SSE has listed four key targets under the new 2030 strategy that directly align to the SDGs. A goal to cut the carbon intensity of the electricity it generates by 50% is linked to Goal 13: Climate action, while Goal 7: Affordable and clean energy, will see SSE treble its renewable output to 30TWh annually. SSE first announced the 50% carbon reduction on edie’s Mission Possible Pledge Wall during Green GB Week.
The energy firm will also contribute to SDG 9: Industry, innovation and infrastructure by accommodating the rollout of 10 million EVs in Great Britain by investing in infrastructure and network flexibility. SSE will also champion Fair Tax and a Living Wage in the UK and Ireland, linked to Goal 8: Decent work and economic growth.
SSE’s new and first chief sustainability officer Rachel McEwen will report directly to chief executive Alistair Phillips-Davies.
“We’ve put the transformation to a low carbon economy at the heart of our strategy and these measures demonstrate how seriously we take that commitment. Our ambition is to be a leading energy company in a low carbon world,” Phillips-Davies said.
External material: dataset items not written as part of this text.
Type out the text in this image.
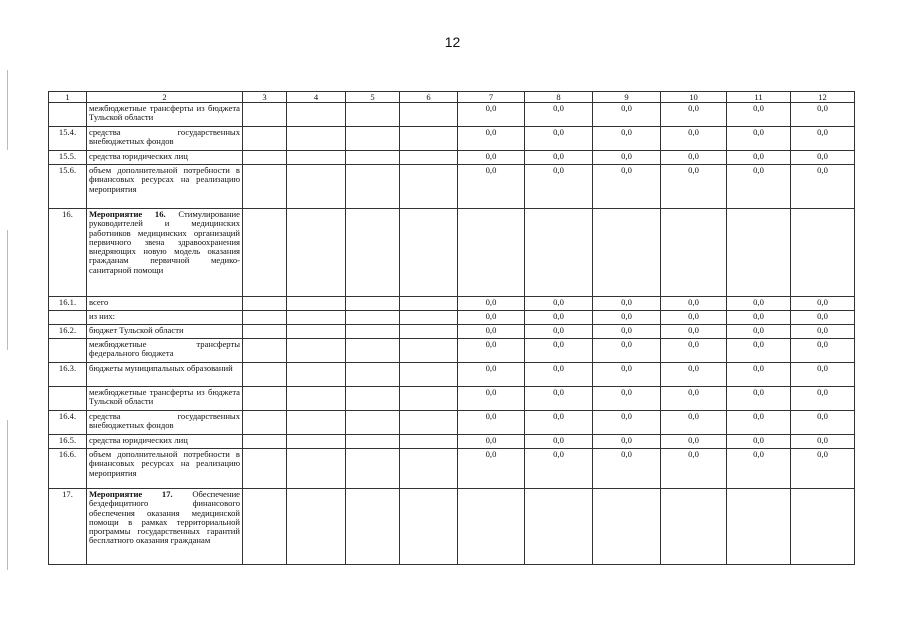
12
1	2	3	4	5	6	7	8	9	10	11	12
	межбюджетные трансферты из бюджета Тульской области					0,0	0,0	0,0	0,0	0,0	0,0
15.4.	средства государственных внебюджетных фондов					0,0	0,0	0,0	0,0	0,0	0,0
15.5.	средства юридических лиц					0,0	0,0	0,0	0,0	0,0	0,0
15.6.	объем дополнительной потребности в финансовых ресурсах на реализацию мероприятия					0,0	0,0	0,0	0,0	0,0	0,0
16.	Мероприятие 16. Стимулирование руководителей и медицинских работников медицинских организаций первичного звена здравоохранения внедряющих новую модель оказания гражданам первичной медико-санитарной помощи										
16.1.	всего					0,0	0,0	0,0	0,0	0,0	0,0
	из них:					0,0	0,0	0,0	0,0	0,0	0,0
16.2.	бюджет Тульской области					0,0	0,0	0,0	0,0	0,0	0,0
	межбюджетные трансферты федерального бюджета					0,0	0,0	0,0	0,0	0,0	0,0
16.3.	бюджеты муниципальных образований					0,0	0,0	0,0	0,0	0,0	0,0
	межбюджетные трансферты из бюджета Тульской области					0,0	0,0	0,0	0,0	0,0	0,0
16.4.	средства государственных внебюджетных фондов					0,0	0,0	0,0	0,0	0,0	0,0
16.5.	средства юридических лиц					0,0	0,0	0,0	0,0	0,0	0,0
16.6.	объем дополнительной потребности в финансовых ресурсах на реализацию мероприятия					0,0	0,0	0,0	0,0	0,0	0,0
17.	Мероприятие 17. Обеспечение бездефицитного финансового обеспечения оказания медицинской помощи в рамках территориальной программы государственных гарантий бесплатного оказания гражданам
“The four ambitious objectives underpin what our businesses stand for and our investment in long-term, sustainable, low carbon assets and infrastructure will contribute to the UK and Ireland’s climate change targets while building a fairer and more prosperous society.”
As well as appointing a chief sustainability officer, SSE will also require all senior management to be judged against the delivery of the 2030 strategy.
A for SSE
SSE increased its CDP Climate score from a B to an A- last year. It is also the first FTSE100 company to achieve the independent Fair Tax Mark accreditation in 2014 and every year since and was accredited as a Living Wage employer in 2013.
The company is also among the 16 firms which have co-founded a new forum aimed at helping Europe’s business community champion sustainable finance and impact investing.
Last year, SSE issued its second green bond worth €650m, confirming the big six supplier as the largest issuer of green bonds from the UK corporate sector at the time.
Dame Sue Bruce, independent Chair of SSE’s Remuneration Committee, said: “Through this new approach, very clear and ambitious environmental, social and economic sustainable goals have now been cemented into the business strategy. Aligning directly those aims to how executive directors and other senior managers are rewarded, over time, sets a precedent for how we feel sustainability should be regarded by business leadership.
“We have received clear feedback from shareholders and stakeholders stating they would welcome climate change and sustainability incentives for senior leaders and I look forward to discussing this with them in the weeks to come.”
Earlier this week, SSE announced that it would close a 485MW unit at the coal-fired Fiddler’s Ferry power station in Warrington.